UK - Defined benefit (DB) pension schemes operated by small businesses are now virtually extinct with 91% closed to new entrants, an Association of Consulting Actuaries (ACA) survey shows.
It added savings into defined contribution (DC) schemes in the sector are "worryingly" similar to 1996 levels, when the ACA released its smaller firms study.
The ACA predicted pension outcomes for employees in small firms are likely to "worsen significantly" in coming years. And said firms' concerns over the affordability of auto-enrolment threatened existing schemes.
ACA chairman Keith Barton, said: "Pensions in smaller firms are struggling to survive in hostile economic conditions. The majority of DB schemes are in this sector, but the vast majority, 91%, are now closed to new employees and half to future accrual for existing members.
"This can be no surprise, given the significant increases in the cost of running such schemes, courtesy of lower investment returns, increasing life-spans and extra regulatory requirements.
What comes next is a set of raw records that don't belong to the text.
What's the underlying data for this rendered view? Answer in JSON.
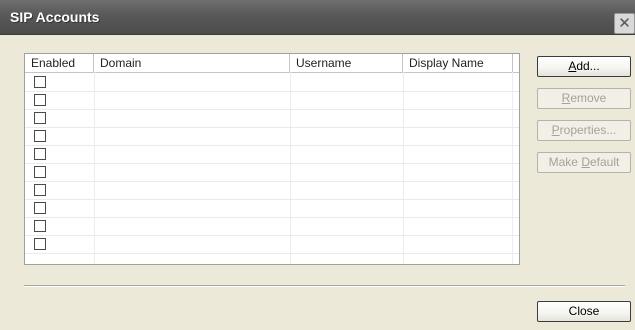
{
  "window": {
    "title": "SIP Accounts",
    "close_glyph": "✕"
  },
  "table": {
    "columns": [
      "Enabled",
      "Domain",
      "Username",
      "Display Name"
    ],
    "rows": [
      {
        "enabled": false,
        "domain": "",
        "username": "",
        "display_name": ""
      },
      {
        "enabled": false,
        "domain": "",
        "username": "",
        "display_name": ""
      },
      {
        "enabled": false,
        "domain": "",
        "username": "",
        "display_name": ""
      },
      {
        "enabled": false,
        "domain": "",
        "username": "",
        "display_name": ""
      },
      {
        "enabled": false,
        "domain": "",
        "username": "",
        "display_name": ""
      },
      {
        "enabled": false,
        "domain": "",
        "username": "",
        "display_name": ""
      },
      {
        "enabled": false,
        "domain": "",
        "username": "",
        "display_name": ""
      },
      {
        "enabled": false,
        "domain": "",
        "username": "",
        "display_name": ""
      },
      {
        "enabled": false,
        "domain": "",
        "username": "",
        "display_name": ""
      },
      {
        "enabled": false,
        "domain": "",
        "username": "",
        "display_name": ""
      }
    ]
  },
  "buttons": {
    "add": {
      "pre": "",
      "key": "A",
      "post": "dd...",
      "enabled": true
    },
    "remove": {
      "pre": "",
      "key": "R",
      "post": "emove",
      "enabled": false
    },
    "properties": {
      "pre": "",
      "key": "P",
      "post": "roperties...",
      "enabled": false
    },
    "make_default": {
      "pre": "Make ",
      "key": "D",
      "post": "efault",
      "enabled": false
    },
    "close": {
      "label": "Close",
      "enabled": true
    }
  }
}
However, it is striking that, just 12 years ago, our survey that year found 82% of DB schemes were then still open to new entrants."
Barton said levelling-down of DC provision was "just as worrying".
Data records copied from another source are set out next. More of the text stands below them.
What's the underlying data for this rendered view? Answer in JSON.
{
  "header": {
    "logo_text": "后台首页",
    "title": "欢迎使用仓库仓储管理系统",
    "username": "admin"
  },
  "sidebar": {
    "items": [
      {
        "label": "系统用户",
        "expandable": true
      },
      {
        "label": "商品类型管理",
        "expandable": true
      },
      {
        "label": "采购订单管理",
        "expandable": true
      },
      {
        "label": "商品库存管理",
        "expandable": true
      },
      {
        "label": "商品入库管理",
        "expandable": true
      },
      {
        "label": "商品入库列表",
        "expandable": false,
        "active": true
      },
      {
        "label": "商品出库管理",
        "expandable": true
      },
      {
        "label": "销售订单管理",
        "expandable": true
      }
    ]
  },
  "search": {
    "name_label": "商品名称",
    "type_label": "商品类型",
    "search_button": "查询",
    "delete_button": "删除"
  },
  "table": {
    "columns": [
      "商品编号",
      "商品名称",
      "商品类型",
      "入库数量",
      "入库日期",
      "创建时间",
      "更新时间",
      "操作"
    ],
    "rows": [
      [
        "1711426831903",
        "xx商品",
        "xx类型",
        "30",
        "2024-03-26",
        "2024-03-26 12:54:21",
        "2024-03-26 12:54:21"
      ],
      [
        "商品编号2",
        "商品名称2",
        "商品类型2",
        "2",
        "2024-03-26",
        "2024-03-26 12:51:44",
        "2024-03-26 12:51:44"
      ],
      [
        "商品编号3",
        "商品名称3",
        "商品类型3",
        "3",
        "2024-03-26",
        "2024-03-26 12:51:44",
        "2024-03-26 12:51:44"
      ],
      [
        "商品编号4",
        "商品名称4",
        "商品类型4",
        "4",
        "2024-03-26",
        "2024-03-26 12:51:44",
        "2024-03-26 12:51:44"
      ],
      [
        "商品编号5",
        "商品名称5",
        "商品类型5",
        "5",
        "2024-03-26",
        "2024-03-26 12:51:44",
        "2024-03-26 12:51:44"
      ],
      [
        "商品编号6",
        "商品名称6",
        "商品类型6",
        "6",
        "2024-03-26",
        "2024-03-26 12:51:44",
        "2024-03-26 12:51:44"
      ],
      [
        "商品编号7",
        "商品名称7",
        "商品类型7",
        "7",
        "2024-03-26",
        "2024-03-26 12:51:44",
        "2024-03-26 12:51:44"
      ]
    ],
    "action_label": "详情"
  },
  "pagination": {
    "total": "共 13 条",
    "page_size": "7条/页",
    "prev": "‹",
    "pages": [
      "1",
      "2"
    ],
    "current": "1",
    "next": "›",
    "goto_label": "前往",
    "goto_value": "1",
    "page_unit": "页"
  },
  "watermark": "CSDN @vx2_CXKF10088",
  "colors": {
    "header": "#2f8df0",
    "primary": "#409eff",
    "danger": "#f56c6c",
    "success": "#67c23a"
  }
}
"We found 30% of 'traditional' trust-based schemes run by smaller firms are now closed, replaced in many cases by more lightly regulated contract-based schemes with lower contributions.
"At a time when contributions into DC schemes need to rise to offset the impact of lower investment returns and longevity improvements, it is dismal news that contributions remain pretty flat."
For firms with 50 or fewer staff combined employer and employee contribution levels currently stand at 8%. Barton said this should be doubled to provide a comfortable retirement.
He said "serious incentives" were needed to encourage higher contribution levels.
The UK's 1.2 million smaller firms employ around 9.6 million people, but more than 1 million of these firms employ 4 or fewer staff. Around 80% of these firms currently offer no workplace pension scheme.